Leraren basisonderwijs tevreden over eindtermen en ontwikkelingsdoelen

Frank Vandenbroucke vice-minister-president van de Vlaamse Regering en Vlaams minister van Werk, Onderwijs en Vorming

vrijdag 21 maart 2008
Leraren basisonderwijs vinden de eindtermen en ontwikkelingsdoelen duidelijk, haalbaar, realistisch en vrij gemakkelijk om te evalueren. Een volledige herziening van de eindtermen en ontwikkelingsdoelen vinden ze zeker niet nodig. Vooral voor de eindtermen taalbeschouwing (Nederlands), technologie en muzische vorming vragen de leraren wel aanpassingen. Dat blijkt uit een wetenschappelijk onderzoek in opdracht van minister Frank Vandenbroucke bij meer dan 2300 leraren en directies uit 222 scholen van het gewoon basisonderwijs. Via een uitgebreide internetbevraging werd gepeild naar het gebruik en de waardering van de eindtermen en ontwikkelingsdoelen in het kleuter- en lager onderwijs.

De eindtermen en ontwikkelingsdoelen werden tien jaar geleden door het Vlaams Parlement goedgekeurd. Tijd dus om na te gaan of deze minimumdoelen voor het onderwijs effectief gebruikt worden of ze haalbaar zijn en of ze eventueel aan herziening toe zijn. Naast de schooldoorlichtingen van de onderwijsinspectie, laat minister Vandenbroucke jaarlijks twee peilingen afnemen die in kaart brengen in welke mate leerlingen de eindtermen bereiken. Dit nieuwe onderzoek vult het plaatje verder aan.

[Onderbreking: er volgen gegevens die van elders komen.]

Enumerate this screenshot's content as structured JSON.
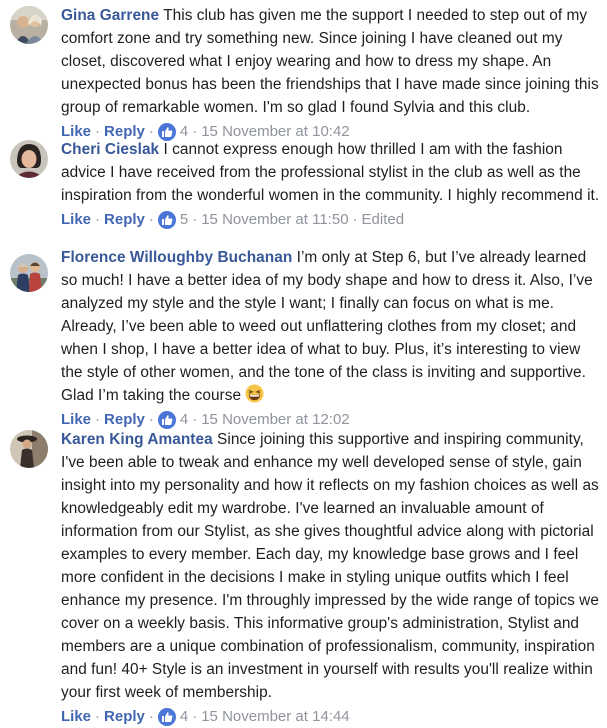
{
  "comments": [
    {
      "author": "Gina Garrene",
      "text": "This club has given me the support I needed to step out of my comfort zone and try something new. Since joining I have cleaned out my closet, discovered what I enjoy wearing and how to dress my shape. An unexpected bonus has been the friendships that I have made since joining this group of remarkable women. I'm so glad I found Sylvia and this club.",
      "like_label": "Like",
      "reply_label": "Reply",
      "reactions": "4",
      "timestamp": "15 November at 10:42",
      "edited": ""
    },
    {
      "author": "Cheri Cieslak",
      "text": "I cannot express enough how thrilled I am with the fashion advice I have received from the professional stylist in the club as well as the inspiration from the wonderful women in the community. I highly recommend it.",
      "like_label": "Like",
      "reply_label": "Reply",
      "reactions": "5",
      "timestamp": "15 November at 11:50",
      "edited": "Edited"
    },
    {
      "author": "Florence Willoughby Buchanan",
      "text": "I’m only at Step 6, but I’ve already learned so much! I have a better idea of my body shape and how to dress it. Also, I’ve analyzed my style and the style I want; I finally can focus on what is me. Already, I’ve been able to weed out unflattering clothes from my closet; and when I shop, I have a better idea of what to buy. Plus, it’s interesting to view the style of other women, and the tone of the class is inviting and supportive. Glad I’m taking the course",
      "emoji": "grinning-squinting-face",
      "like_label": "Like",
      "reply_label": "Reply",
      "reactions": "4",
      "timestamp": "15 November at 12:02",
      "edited": ""
    },
    {
      "author": "Karen King Amantea",
      "text": "Since joining this supportive and inspiring community, I've been able to tweak and enhance my well developed sense of style, gain insight into my personality and how it reflects on my fashion choices as well as knowledgeably edit my wardrobe. I've learned an invaluable amount of information from our Stylist, as she gives thoughtful advice along with pictorial examples to every member. Each day, my knowledge base grows and I feel more confident in the decisions I make in styling unique outfits which I feel enhance my presence. I'm throughly impressed by the wide range of topics we cover on a weekly basis. This informative group's administration, Stylist and members are a unique combination of professionalism, community, inspiration and fun! 40+ Style is an investment in yourself with results you'll realize within your first week of membership.",
      "like_label": "Like",
      "reply_label": "Reply",
      "reactions": "4",
      "timestamp": "15 November at 14:44",
      "edited": ""
    }
  ],
  "separator": "·",
  "colors": {
    "author": "#385898",
    "action_link": "#4267b2",
    "meta": "#90949c",
    "text": "#1c1e21",
    "like_badge": "#4a76d8"
  }
}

Als leraren gevraagd wordt of ze een goede kennis hebben van de eindtermen en ontwikkelingsdoelen, vindt een aanzienlijk aantal van zichzelf dat ze die niet goed kennen. Kleuteronderwijzers (68%) zijn er beter van op de hoogte dan leraren in het lager onderwijs (40%). Op het eerste zicht lijkt dit verwonderlijk, maar veel leraren realiseren de eindtermen eerder via de leerplannen waarin de eindtermen verwerkt zijn of via hun handboek dat op de eindtermen en leerplandoelstellingen gebaseerd is. Met de eindtermen zélf zijn ze soms minder vertrouwd.

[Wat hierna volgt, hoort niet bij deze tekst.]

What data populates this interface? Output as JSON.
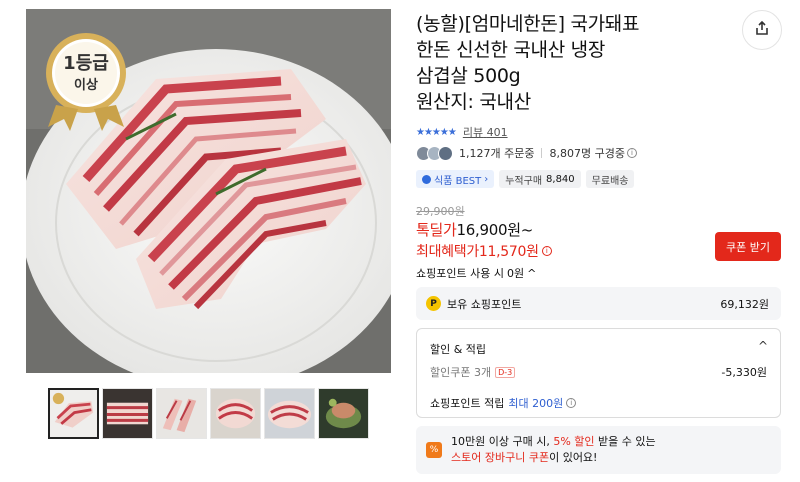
{
  "gallery": {
    "grade_badge": {
      "top": "1등급",
      "bottom": "이상"
    },
    "thumb_count": 6
  },
  "product": {
    "title_lines": [
      "(농할)[엄마네한돈] 국가돼표",
      "한돈 신선한 국내산 냉장",
      "삼겹살 500g",
      "원산지: 국내산"
    ]
  },
  "rating": {
    "stars": "★★★★★",
    "review_label": "리뷰",
    "review_count": "401"
  },
  "stats": {
    "orders": "1,127개 주문중",
    "subscribers": "8,807명 구경중"
  },
  "badges": {
    "best": "식품 BEST",
    "best_chevron": "›",
    "cumulative_label": "누적구매",
    "cumulative_value": "8,840",
    "shipping": "무료배송"
  },
  "price": {
    "original": "29,900원",
    "deal_label": "톡딜가",
    "deal_value": "16,900원~",
    "max_label": "최대혜택가",
    "max_value": "11,570원",
    "coupon_button": "쿠폰 받기",
    "points_toggle": "쇼핑포인트 사용 시",
    "points_toggle_value": "0원",
    "points_toggle_chevron": "^"
  },
  "points": {
    "icon": "P",
    "label": "보유 쇼핑포인트",
    "amount": "69,132원"
  },
  "discount": {
    "heading": "할인 & 적립",
    "chevron": "^",
    "coupon_label": "할인쿠폰 3개",
    "coupon_tag": "D-3",
    "coupon_amount": "-5,330원",
    "points_label": "쇼핑포인트 적립",
    "points_value": "최대 200원"
  },
  "promo": {
    "icon": "%",
    "line1_pre": "10만원 이상 구매 시, ",
    "line1_red": "5% 할인",
    "line1_post": " 받을 수 있는",
    "line2_red": "스토어 장바구니 쿠폰",
    "line2_post": "이 있어요!"
  },
  "colors": {
    "accent_red": "#e3281b",
    "accent_blue": "#2f5fd0",
    "point_yellow": "#f5c400",
    "promo_orange": "#f07a1a"
  }
}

In het verdere onderzoek kregen leraren afzonderlijke eindtermen of ontwikkelingsdoelen per leergebied voorgeschoteld. Hieruit blijkt dat leraren globaal tevreden zijn over de eindtermen en ontwikkelingsdoelen. Er zijn er niet te veel, ze sluiten aan bij de interesses van de kinderen, ze zijn duidelijk geformuleerd en ze zijn haalbaar. Kleuteronderwijzers zijn iets meer tevreden dan hun collega's van het basisonderwijs. Drie kwart van de kleuteronderwijzers grijpt dan ook naar de ontwikkelingsdoelen bij de voorbereiding van hun lessen en bij het uittekenen van hun zorgbeleid. Onderwijzers in het lager onderwijs (72%) baseren zich daarvoor meer op de schoolboeken en het leerplan. Zolang de inhoud van schoolboeken mooi aansluit op de eindtermen en ontwikkelingsdoelen is dat geen probleem. Daarom sloot minister Vandenbroucke eind vorig jaar een protocol met GEWU, een groep educatieve en wetenschappelijke uitgevers, om aandacht te vragen voor deze aansluiting.

Uit het onderzoek blijkt verder dat leraren in het basisonderwijs vinden dat attitudes zeker thuishoren in de eindtermen en ontwikkelingsdoelen. Leraren nemen geen scherpe stellingen in m.b.t. het debat kennis en vaardigheden. Zij lijken dus te kiezen voor de synthese. Beide zijn belangrijk.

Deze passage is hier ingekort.